I am thoroughly enjoying this series.   The first book was excellent, and the second shows that there is a lot more going on in the world.

Red Seas Under Red Skies revolves around our two principle characters: Locke Lamora and Jean Tannen.  Thieves by trade.  The two of them have left Camorr (after the events of The Lies of Locke Lamora) and found themselves in Tal Verrar – ready to run a heist against a massive casino called the Sin Spire.  I love that name.  Honestly, someone in Las Vegas should totally name a casino the Sin Spire.

But, the heist is not without its issues.  There is more going on in Tal Verrar than just business as usual.  There is a massive power struggle happening, and as you might expect, Jean and Locke get mixed up in the middle of it.

The story runs a good clip.  Clearly, Mr. Lynch did a bang-up job on research for this story.  You can’t just look up words for things on a sailing vessel; you have to learn a bit to understand how sail plans work and such.

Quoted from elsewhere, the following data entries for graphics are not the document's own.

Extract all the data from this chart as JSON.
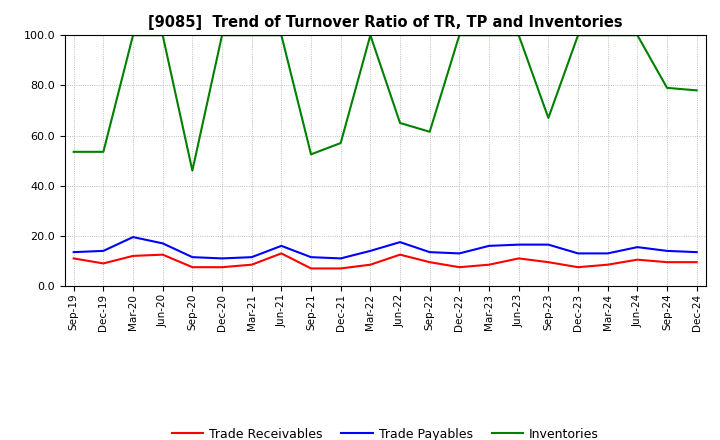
{
  "title": "[9085]  Trend of Turnover Ratio of TR, TP and Inventories",
  "labels": [
    "Sep-19",
    "Dec-19",
    "Mar-20",
    "Jun-20",
    "Sep-20",
    "Dec-20",
    "Mar-21",
    "Jun-21",
    "Sep-21",
    "Dec-21",
    "Mar-22",
    "Jun-22",
    "Sep-22",
    "Dec-22",
    "Mar-23",
    "Jun-23",
    "Sep-23",
    "Dec-23",
    "Mar-24",
    "Jun-24",
    "Sep-24",
    "Dec-24"
  ],
  "trade_receivables": [
    11.0,
    9.0,
    12.0,
    12.5,
    7.5,
    7.5,
    8.5,
    13.0,
    7.0,
    7.0,
    8.5,
    12.5,
    9.5,
    7.5,
    8.5,
    11.0,
    9.5,
    7.5,
    8.5,
    10.5,
    9.5,
    9.5
  ],
  "trade_payables": [
    13.5,
    14.0,
    19.5,
    17.0,
    11.5,
    11.0,
    11.5,
    16.0,
    11.5,
    11.0,
    14.0,
    17.5,
    13.5,
    13.0,
    16.0,
    16.5,
    16.5,
    13.0,
    13.0,
    15.5,
    14.0,
    13.5
  ],
  "inventories": [
    53.5,
    53.5,
    100.0,
    100.0,
    46.0,
    100.0,
    100.0,
    100.0,
    52.5,
    57.0,
    100.0,
    65.0,
    61.5,
    100.0,
    100.0,
    100.0,
    67.0,
    100.0,
    100.0,
    100.0,
    79.0,
    78.0
  ],
  "ylim": [
    0.0,
    100.0
  ],
  "yticks": [
    0.0,
    20.0,
    40.0,
    60.0,
    80.0,
    100.0
  ],
  "color_tr": "#ff0000",
  "color_tp": "#0000ff",
  "color_inv": "#008000",
  "legend_labels": [
    "Trade Receivables",
    "Trade Payables",
    "Inventories"
  ],
  "background_color": "#ffffff",
  "grid_color": "#888888"
}
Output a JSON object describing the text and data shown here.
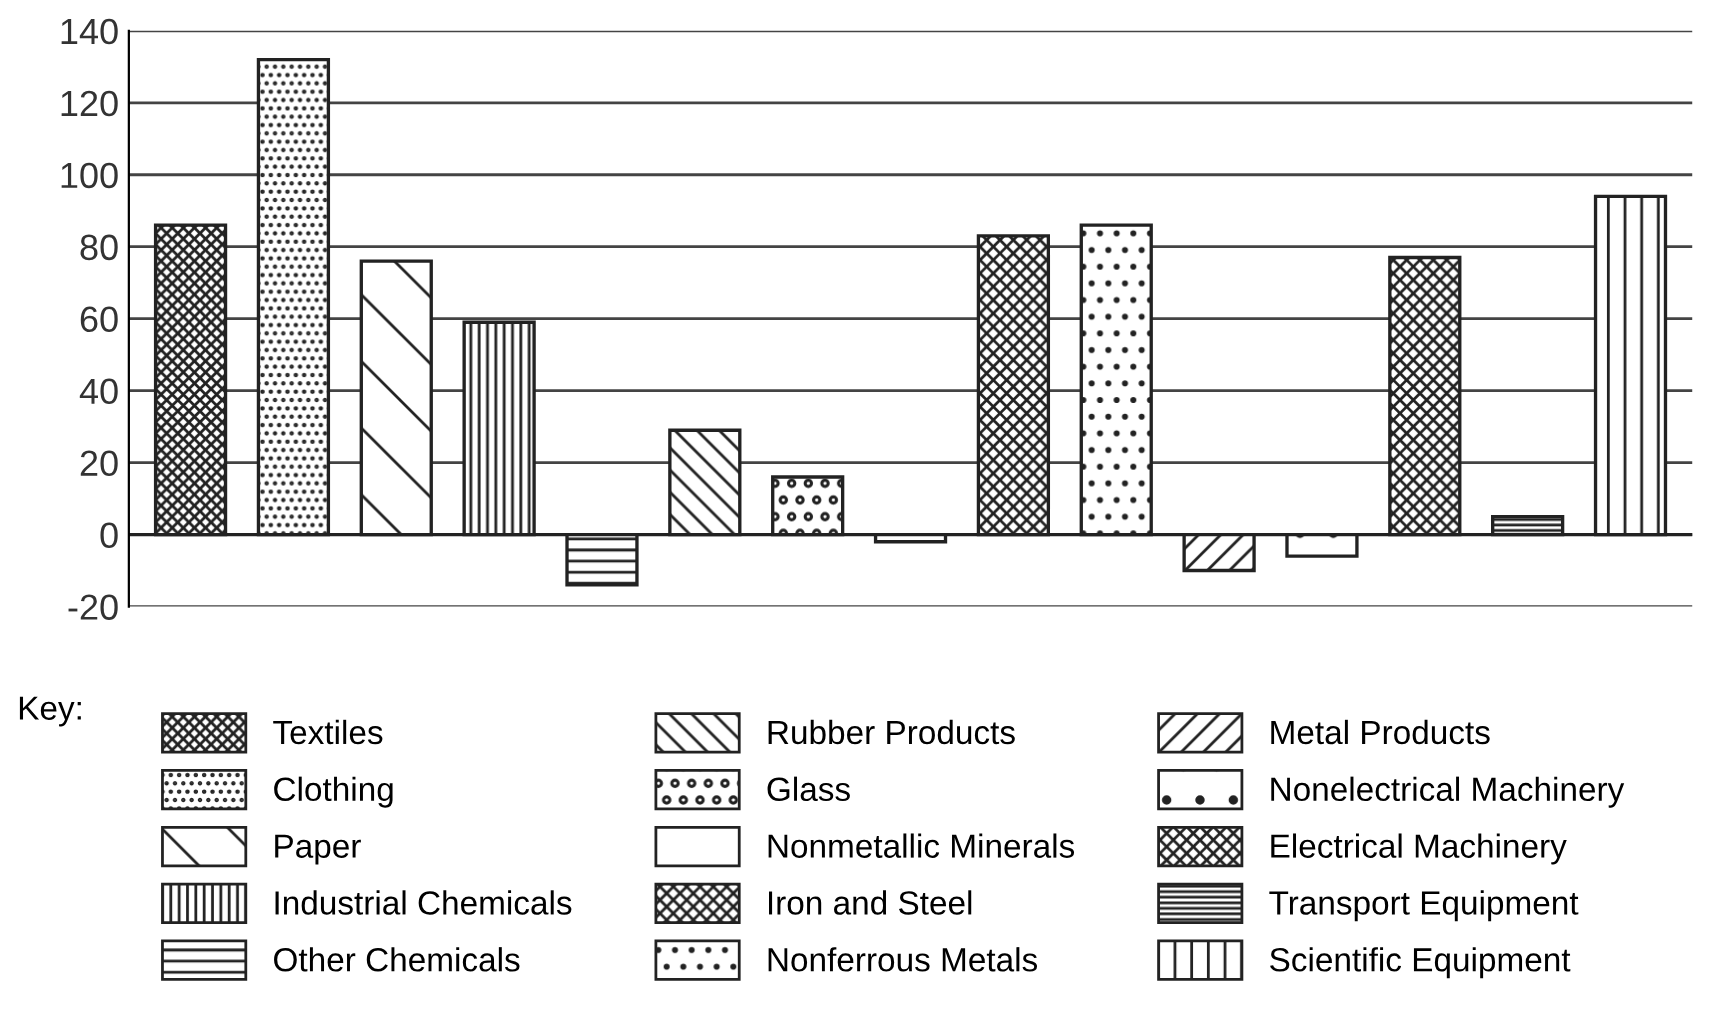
{
  "chart_data": {
    "type": "bar",
    "legend_title": "Key:",
    "categories": [
      null,
      null,
      null,
      null,
      null,
      null,
      null,
      null,
      null,
      null,
      null,
      null,
      null,
      null,
      null
    ],
    "series": [
      {
        "name": "Textiles",
        "color": "#222222",
        "values": [
          86,
          null,
          null,
          null,
          null,
          null,
          null,
          null,
          null,
          null,
          null,
          null,
          null,
          null,
          null
        ]
      },
      {
        "name": "Clothing",
        "color": "#222222",
        "values": [
          null,
          132,
          null,
          null,
          null,
          null,
          null,
          null,
          null,
          null,
          null,
          null,
          null,
          null,
          null
        ]
      },
      {
        "name": "Paper",
        "color": "#222222",
        "values": [
          null,
          null,
          76,
          null,
          null,
          null,
          null,
          null,
          null,
          null,
          null,
          null,
          null,
          null,
          null
        ]
      },
      {
        "name": "Industrial Chemicals",
        "color": "#222222",
        "values": [
          null,
          null,
          null,
          59,
          null,
          null,
          null,
          null,
          null,
          null,
          null,
          null,
          null,
          null,
          null
        ]
      },
      {
        "name": "Other Chemicals",
        "color": "#222222",
        "values": [
          null,
          null,
          null,
          null,
          -14,
          null,
          null,
          null,
          null,
          null,
          null,
          null,
          null,
          null,
          null
        ]
      },
      {
        "name": "Rubber Products",
        "color": "#222222",
        "values": [
          null,
          null,
          null,
          null,
          null,
          29,
          null,
          null,
          null,
          null,
          null,
          null,
          null,
          null,
          null
        ]
      },
      {
        "name": "Glass",
        "color": "#222222",
        "values": [
          null,
          null,
          null,
          null,
          null,
          null,
          16,
          null,
          null,
          null,
          null,
          null,
          null,
          null,
          null
        ]
      },
      {
        "name": "Nonmetallic Minerals",
        "color": "#222222",
        "values": [
          null,
          null,
          null,
          null,
          null,
          null,
          null,
          -2,
          null,
          null,
          null,
          null,
          null,
          null,
          null
        ]
      },
      {
        "name": "Iron and Steel",
        "color": "#222222",
        "values": [
          null,
          null,
          null,
          null,
          null,
          null,
          null,
          null,
          83,
          null,
          null,
          null,
          null,
          null,
          null
        ]
      },
      {
        "name": "Nonferrous Metals",
        "color": "#222222",
        "values": [
          null,
          null,
          null,
          null,
          null,
          null,
          null,
          null,
          null,
          86,
          null,
          null,
          null,
          null,
          null
        ]
      },
      {
        "name": "Metal Products",
        "color": "#222222",
        "values": [
          null,
          null,
          null,
          null,
          null,
          null,
          null,
          null,
          null,
          null,
          -10,
          null,
          null,
          null,
          null
        ]
      },
      {
        "name": "Nonelectrical Machinery",
        "color": "#222222",
        "values": [
          null,
          null,
          null,
          null,
          null,
          null,
          null,
          null,
          null,
          null,
          null,
          -6,
          null,
          null,
          null
        ]
      },
      {
        "name": "Electrical Machinery",
        "color": "#222222",
        "values": [
          null,
          null,
          null,
          null,
          null,
          null,
          null,
          null,
          null,
          null,
          null,
          null,
          77,
          null,
          null
        ]
      },
      {
        "name": "Transport Equipment",
        "color": "#222222",
        "values": [
          null,
          null,
          null,
          null,
          null,
          null,
          null,
          null,
          null,
          null,
          null,
          null,
          null,
          5,
          null
        ]
      },
      {
        "name": "Scientific Equipment",
        "color": "#222222",
        "values": [
          null,
          null,
          null,
          null,
          null,
          null,
          null,
          null,
          null,
          null,
          null,
          null,
          null,
          null,
          94
        ]
      }
    ],
    "ylim": [
      -20,
      140
    ],
    "yticks": [
      -20,
      0,
      20,
      40,
      60,
      80,
      100,
      120,
      140
    ],
    "grid": "y",
    "legend": "bottom"
  }
}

Overall I would give the story a B+.  Some parts that felt a bit rushed and the conclusion of one of the major sub-plots was a bit hasty.  Otherwise, this was an excellent story.  I will offer that this book is not intended for children.

Mr. Lynch has created an incredible world, with a great deal of complexity.  There is a full pantheon of gods – complete with worshippers and rites.  There are superstitions and powerful groups who shouldn’t be crossed lightly.  I will certainly be (in fact, I already have started) reading the third book The Republic of Thieves.

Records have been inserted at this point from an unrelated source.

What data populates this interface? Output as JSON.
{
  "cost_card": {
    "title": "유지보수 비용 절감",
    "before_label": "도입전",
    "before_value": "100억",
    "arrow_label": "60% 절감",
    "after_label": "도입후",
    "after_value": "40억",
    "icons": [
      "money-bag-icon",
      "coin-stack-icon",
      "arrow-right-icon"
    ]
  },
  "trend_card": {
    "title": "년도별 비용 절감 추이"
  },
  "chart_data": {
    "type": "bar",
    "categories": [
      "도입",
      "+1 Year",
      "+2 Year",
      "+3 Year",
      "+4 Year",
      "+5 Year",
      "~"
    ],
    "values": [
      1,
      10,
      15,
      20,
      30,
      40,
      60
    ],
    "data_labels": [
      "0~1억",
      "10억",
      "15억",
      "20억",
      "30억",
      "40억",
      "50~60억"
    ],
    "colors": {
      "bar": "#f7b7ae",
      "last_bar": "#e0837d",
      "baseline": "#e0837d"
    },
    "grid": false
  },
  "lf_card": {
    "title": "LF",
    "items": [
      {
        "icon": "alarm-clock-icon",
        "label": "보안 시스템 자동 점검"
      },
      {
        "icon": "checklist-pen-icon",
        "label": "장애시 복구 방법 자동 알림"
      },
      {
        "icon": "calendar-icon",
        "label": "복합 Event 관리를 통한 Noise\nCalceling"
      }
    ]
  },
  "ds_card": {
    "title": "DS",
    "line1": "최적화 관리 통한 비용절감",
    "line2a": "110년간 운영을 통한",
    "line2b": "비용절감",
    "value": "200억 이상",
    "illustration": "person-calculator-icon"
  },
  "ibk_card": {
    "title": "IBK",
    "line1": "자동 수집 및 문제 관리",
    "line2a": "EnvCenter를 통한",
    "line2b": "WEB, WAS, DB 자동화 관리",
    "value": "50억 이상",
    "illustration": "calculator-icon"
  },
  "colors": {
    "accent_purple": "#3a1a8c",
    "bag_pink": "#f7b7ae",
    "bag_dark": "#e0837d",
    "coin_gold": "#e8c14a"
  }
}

Review: The Lies of Locke Lamora

Where to begin?

So as some of you may recall, I recently picked up one of Scott Lynch’s books.  Sadly, it was book 3 (I swear I didn’t know!) of an established series: The Gentleman Bastard Sequence.  Upon my realizing my mistake, I returned to my audiobook purveyor of choice (Audible) and grabbed the first book: The Lies of Locke Lamora.  I finished the book yesterday, and now I am ready to write my review.  I will try to avoid spoilers on the story, but I will say that some spoiler-ish things are going to be said.  Such as Locke Lamora survives the book, this should be obvious as there are three books currently published in this series, and Locke Lamora is the main character.  So, if I spoil something of the story here, I apologize. 

Grade: A-  Trust me, it’s very difficult for a book to earn a perfect score, but this book was (by my measure) really flipping great.

I will give you the distilled version of this review upfront: Buy this book.  Read this book.  I enjoyed it thoroughly, and I believe you will as well.

Now the longer version:

The story revolves around a thief named Locke Lamora.  What a great name.  As an old-school fan of comics, alliterative names are just fun.  Locke is an amazing con man with a very colorful past.  A good deal of Locke’s early life is told through a series of interludes. It is during these interludes that we learn of how he became a thief and how he met the thieves with whom he works: The Gentlemen Bastards.  Again, another great name.  I will not spoil any of his backstory here, but I will offer that if Mr. Lynch decided to write a series of stories about Locke and the rest when they were young thieves, I’d buy it.

Fundamentally, the story is about a massive con game.  Not trying to give anything away, and I will explain no more of it in detail. The story manages to maintain a splendid pace, and the action sequences have been written extremely well.  So well as to make me wonder what if any, martial arts Mr. Lynch has studied.  There are many colorful characters and brilliant twists.  I would love to tell you about a twist near the end of the story that had me in stitches, but that would spoil the fun.

The narrator, Michael Page was brilliant.  So if you are a fan of audiobooks (I most assuredly am), I recommend it.  If you are a fan of words on a page (including e-readers), this book is still a fun read.

Am I an idiot for writing a review of a book that is now eight years old?  Perhaps.  But, I did promise to write a review of the book to make amends to Mr. Lynch for missing the first two books.  Will I continue to read the series: that’s a definitive: YES.  I found the story and characters to be very interesting.  I think that Mr. Lynch’s world-building skill is amazing, and I look forward to seeing what comes next.